New Insights On Tumor Cell Biology
Fascinatingly, the team reported that SLC7A5 is highly expressed in various cancers, including breast cancer. A study of patient data revealed that overexpression of SLC7A5 is linked to a low survival rate in 799 ER+ breast tumor patients who had gone tamoxifen therapy. The institute’s findings that SLCA5 is important for, and also enough to confer resilience to treatment, have emphasized that the leucine transporter could be a potential target for therapy. This feat may overcome resistance to endocrine treatments against the disease.
The outcome of the experiments also opens completely new pathways into tumor cell biology. The team noted that this information could mean that cells adapt to nutrient stress by increasing surface SLC7A5. Before this study, nobody suspected that estrogen biology had anything to do with intracellular levels of leucine in cells.
First author Yasuhiro Saito, Ph.D., a researcher in the department of medicine and pathology from the said cancer center, says, “We have uncovered a new area of estrogen receptor biology, which will lead to new strategies to help patients with endocrine-resistant breast cancer.”
A Potential Benefit Of Low-Leucine Diets
Earlier studies have shown that reducing leucine intake can improve metabolic health. Cutting total dietary protein has also been associated with a longer lifespan and better health in rodent testing. Prior human and mouse research has confirmed that a low-leucine diet can have health benefits. However, a person’s daily nutrient requirements should still be met. It is not recommended to completely restrict protein intake to the point that you neglect your body’s daily needs. Muthuswamy advises ER+ breast cancer patients to choose low-leucine plant proteins instead.
The Takeaway
In conclusion, the authors do not suggest that diets high in leucine drive breast cancer. Muthuswamy cleared that their study does not mean to imply that animal proteins enhance breast cancer cell growth – only that lowering leucine levels can lead to health benefits for those diagnosed with ER+ breast cancer.
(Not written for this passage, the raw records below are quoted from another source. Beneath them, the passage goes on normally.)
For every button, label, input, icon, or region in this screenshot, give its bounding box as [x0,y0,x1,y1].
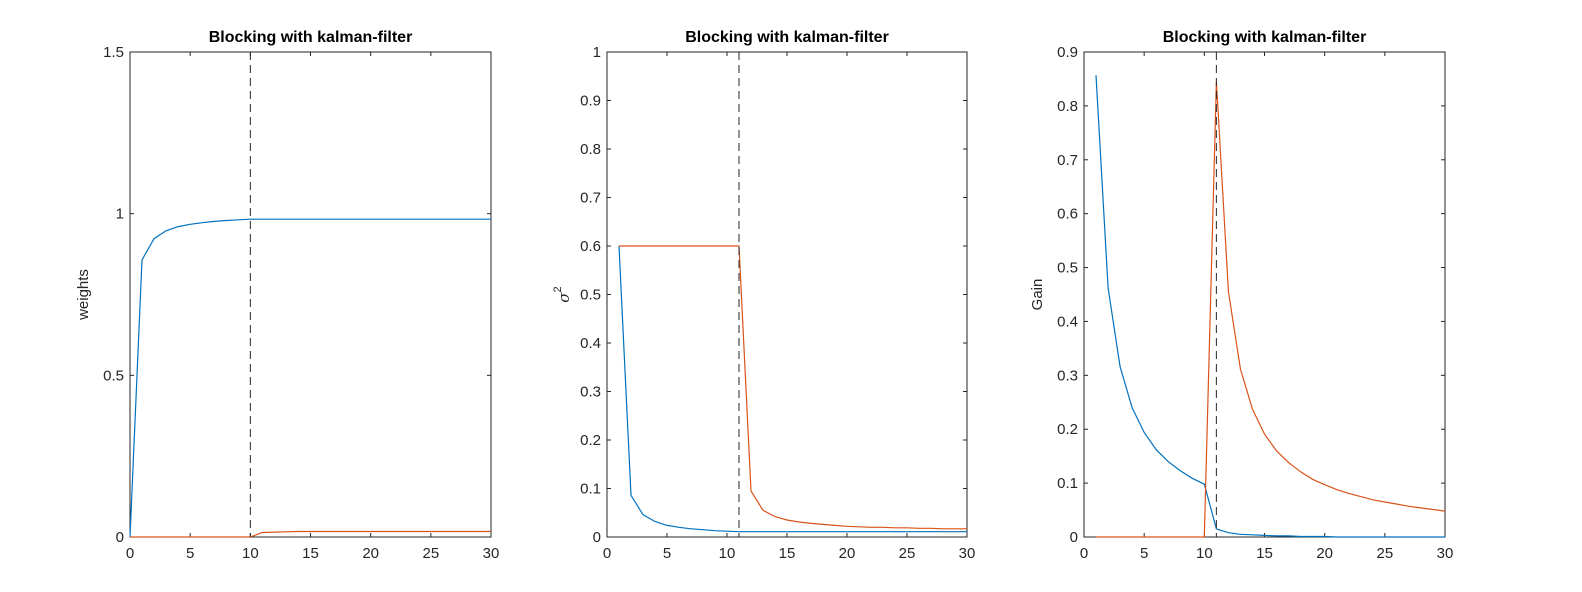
y-tick-label: 0 [593,529,601,546]
x-tick-label: 25 [1376,545,1393,562]
y-tick-label: 0.1 [1057,475,1078,492]
x-tick-label: 25 [422,545,439,562]
x-tick-label: 10 [242,545,259,562]
y-tick-label: 0.6 [580,238,601,255]
x-tick-label: 30 [1437,545,1454,562]
y-tick-label: 0.1 [580,481,601,498]
x-tick-label: 0 [603,545,611,562]
y-tick-label: 0.9 [580,93,601,110]
x-tick-label: 0 [126,545,134,562]
x-tick-label: 10 [1196,545,1213,562]
x-tick-label: 20 [839,545,856,562]
y-tick-label: 0.8 [1057,98,1078,115]
y-tick-label: 0.3 [580,384,601,401]
chart-panel-2: 0 5 10 15 20 25 30 0 0.1 0.2 0.3 0.4 0.5 0.6 0.7 0.8 0.9… [552,29,975,562]
y-tick-label: 0.2 [1057,421,1078,438]
y-axis-label: Gain [1029,279,1046,311]
x-tick-label: 25 [899,545,916,562]
axes-box [1083,51,1446,538]
x-tick-label: 15 [779,545,796,562]
y-tick-label: 0.6 [1057,206,1078,223]
chart-panel-1: 0 5 10 15 20 25 30 0 0.5 1 1.5 Blocking with kalman… [75,29,499,562]
x-tick-label: 5 [1140,545,1148,562]
series-line-2 [1096,81,1446,538]
series-line-2 [130,530,491,538]
y-tick-label: 0 [1070,529,1078,546]
x-tick-label: 15 [302,545,319,562]
y-tick-label: 0.5 [1057,260,1078,277]
y-tick-label: 0.5 [580,287,601,304]
axes-box [129,51,492,538]
y-tick-label: 0.8 [580,141,601,158]
y-tick-label: 1 [116,206,124,223]
x-tick-label: 0 [1080,545,1088,562]
x-tick-label: 30 [959,545,976,562]
series-line-2 [619,245,967,530]
chart-panel-3: 0 5 10 15 20 25 30 0 0.1 0.2 0.3 0.4 0.5 0.6 0.7 0.8 0.9… [1029,29,1453,562]
y-axis-label-symbol: σ [555,292,573,303]
series-line-1 [129,218,491,538]
chart-title: Blocking with kalman-filter [1163,29,1367,46]
y-tick-label: 0.7 [1057,152,1078,169]
y-tick-label: 0.7 [580,190,601,207]
chart-title: Blocking with kalman-filter [209,29,413,46]
y-tick-label: 1.5 [103,44,124,61]
y-tick-label: 0.9 [1057,44,1078,61]
series-line-1 [1095,75,1445,538]
x-tick-label: 30 [483,545,500,562]
x-tick-label: 15 [1256,545,1273,562]
y-tick-label: 0.3 [1057,367,1078,384]
axes-box [606,51,968,538]
y-tick-label: 0.4 [580,335,601,352]
y-tick-label: 0.4 [1057,313,1078,330]
y-tick-label: 0.2 [580,432,601,449]
y-tick-label: 0 [116,529,124,546]
y-axis-label: σ2 [552,286,573,302]
x-tick-label: 20 [1316,545,1333,562]
y-tick-label: 0.5 [103,367,124,384]
y-axis-label: weights [75,269,92,321]
series-line-1 [618,245,967,533]
x-tick-label: 20 [362,545,379,562]
x-tick-label: 5 [186,545,194,562]
x-tick-label: 10 [719,545,736,562]
chart-title: Blocking with kalman-filter [685,29,889,46]
y-axis-label-superscript: 2 [552,286,564,292]
y-tick-label: 1 [593,44,601,61]
x-tick-label: 5 [663,545,671,562]
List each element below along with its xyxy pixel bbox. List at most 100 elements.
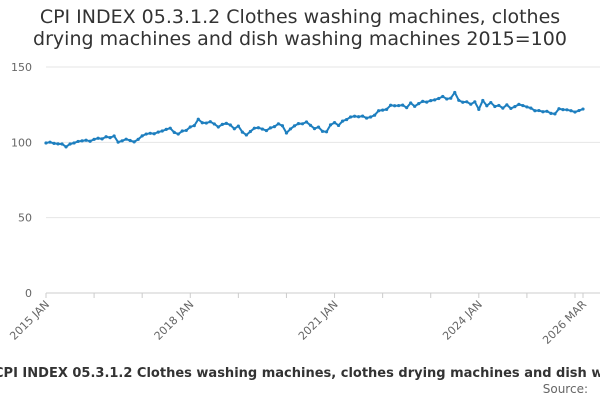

“A properly controlled clinical study to assess the clinical benefit of actively decreasing leucine intake in diet during treatment for ER+ breast cancer will be of significant value because a positive outcome can provide a simple intervention strategy that can help us better care for patients with endocrine-sensitive and resistant breast cancer.”
The same team is currently working on a study to know whether a diet low in leucine can boost response to therapy or help prevent ER+ tumor growth in mouse models.